Ступая на островки суши, разбросанные по всей прихожей, я добрался до его двери и толкнул ее. Она распахнулась, и мне стало еще хуже.
Нет ничего более ужасного, чем после ночи возлияний дышать человеческой кровью и смотреть ужасы не на экране, а любоваться ими воочию.
Я не знаю, чего хотели от Рональда Гейфингера. Не исключено, что это была месть. Еще один сгорел на работе. Так, кажется, говорят о людях, почивших в бозе в связи со своей профессиональной деятельностью. Вспоминая «Курсистку» Ярошенко, я подумал о том, что весь этот кошмар на Моховой вполне мог стать реакцией какого-нибудь психа на удавшуюся попытку жены доказать его невменяемость и отнять деньги или ребенка. Девочка и Гейфингер хорошо сработали, застали психа за мастурбацией в присутствии ребенка или за соитием с мужчиной, и главную причину своих несчастий псих увидел в людях, испортивших ему жизнь.
Гейфингер лежал на полу, и не было на нем, кажется, ни одного чистого места. Пиджак его, видимая часть рубашки, галстук, лицо — все было пропитано кровью. Даже зубы, которые, я уверен, при жизни детектива были белоснежны, теперь розовели на фоне черной дыры рта.
Помимо ножевых ранений, которых я насчитал на детективе не менее двадцати, а специалисты, я уверен, разыщут еще пару-тройку, у Гейфингера не хватало на правой руке трех пальцев. Остались большой и указательный. Судорога выпрямила их, и я машинально взглянул туда, куда показывал указательный.
Ничего, кроме распахнутого настежь сейфа, в том направлении я не обнаружил. Был сейф огромных размеров, точно такой же, как у меня в офисе, Juwell, дверца его была открыта, а все бумаги, которые там хранились — договора, пикантные фото, у которых в любое другое время я непременно бы задержался, — все было разбросано по полу. Казалось вероятным, если не очевидным, что кто-то что-то у детектива просил. Складывалось такое впечатление, что Гейфингеру задавали вопрос, а когда получали неправильный ответ, резали пальцы.
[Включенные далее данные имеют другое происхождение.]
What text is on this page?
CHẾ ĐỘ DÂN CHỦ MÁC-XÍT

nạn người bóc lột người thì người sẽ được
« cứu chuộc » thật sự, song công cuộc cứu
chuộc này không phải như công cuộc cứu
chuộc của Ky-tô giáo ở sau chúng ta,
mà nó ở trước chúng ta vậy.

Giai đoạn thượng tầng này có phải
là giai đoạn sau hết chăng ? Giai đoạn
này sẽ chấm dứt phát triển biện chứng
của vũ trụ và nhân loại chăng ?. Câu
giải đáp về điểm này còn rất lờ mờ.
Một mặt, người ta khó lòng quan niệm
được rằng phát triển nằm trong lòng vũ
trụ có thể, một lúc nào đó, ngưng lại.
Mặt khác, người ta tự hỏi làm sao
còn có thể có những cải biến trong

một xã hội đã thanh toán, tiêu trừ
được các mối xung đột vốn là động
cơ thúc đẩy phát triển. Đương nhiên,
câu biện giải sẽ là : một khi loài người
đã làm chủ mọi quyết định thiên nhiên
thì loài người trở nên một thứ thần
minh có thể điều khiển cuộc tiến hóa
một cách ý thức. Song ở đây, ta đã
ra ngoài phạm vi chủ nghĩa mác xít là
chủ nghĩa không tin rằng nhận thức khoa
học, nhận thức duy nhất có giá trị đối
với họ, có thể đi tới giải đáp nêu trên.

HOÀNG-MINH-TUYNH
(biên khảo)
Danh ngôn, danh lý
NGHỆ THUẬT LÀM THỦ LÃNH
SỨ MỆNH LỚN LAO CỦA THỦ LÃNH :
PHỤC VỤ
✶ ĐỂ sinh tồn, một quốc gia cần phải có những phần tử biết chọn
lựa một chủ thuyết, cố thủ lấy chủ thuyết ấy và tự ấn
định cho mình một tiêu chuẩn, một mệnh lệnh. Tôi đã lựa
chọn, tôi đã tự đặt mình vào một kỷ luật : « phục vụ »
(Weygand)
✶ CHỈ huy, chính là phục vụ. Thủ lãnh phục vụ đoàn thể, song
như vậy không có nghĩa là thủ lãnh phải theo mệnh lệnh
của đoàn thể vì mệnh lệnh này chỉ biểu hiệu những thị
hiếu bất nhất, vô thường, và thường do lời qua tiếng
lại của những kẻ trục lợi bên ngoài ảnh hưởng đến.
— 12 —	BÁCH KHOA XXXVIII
Я уверен, что если бы такая система обучения укрепилась в вузах, каждый второй в нашей стране был бы академиком, и никто бы не служил в армии.
Сейф был пуст. И было уже не вероятно, а вполне очевидно, что тот, кто просил, желаемое получил. В этом нет никаких сомнений. Перекошенное лицо Гейфингера свидетельствовало о том, что он после безымянного пальца понял — убьют его все равно, так зачем терпеть такую боль.
Больше в этом офисе мне было нечего делать. Все сделали до меня. Кто это был — мне, конечно, неизвестно, ясно лишь, что человек этот был настроен более решительно, чем я.
Я заметил на подоконнике полотенце и вытер им сначала руки, а после все, чего касался — ручки дверей, оба стола и дверцу сейфа. Я бы стер и следы своих подошв, но как сделать это, когда весь пол залит кровью?..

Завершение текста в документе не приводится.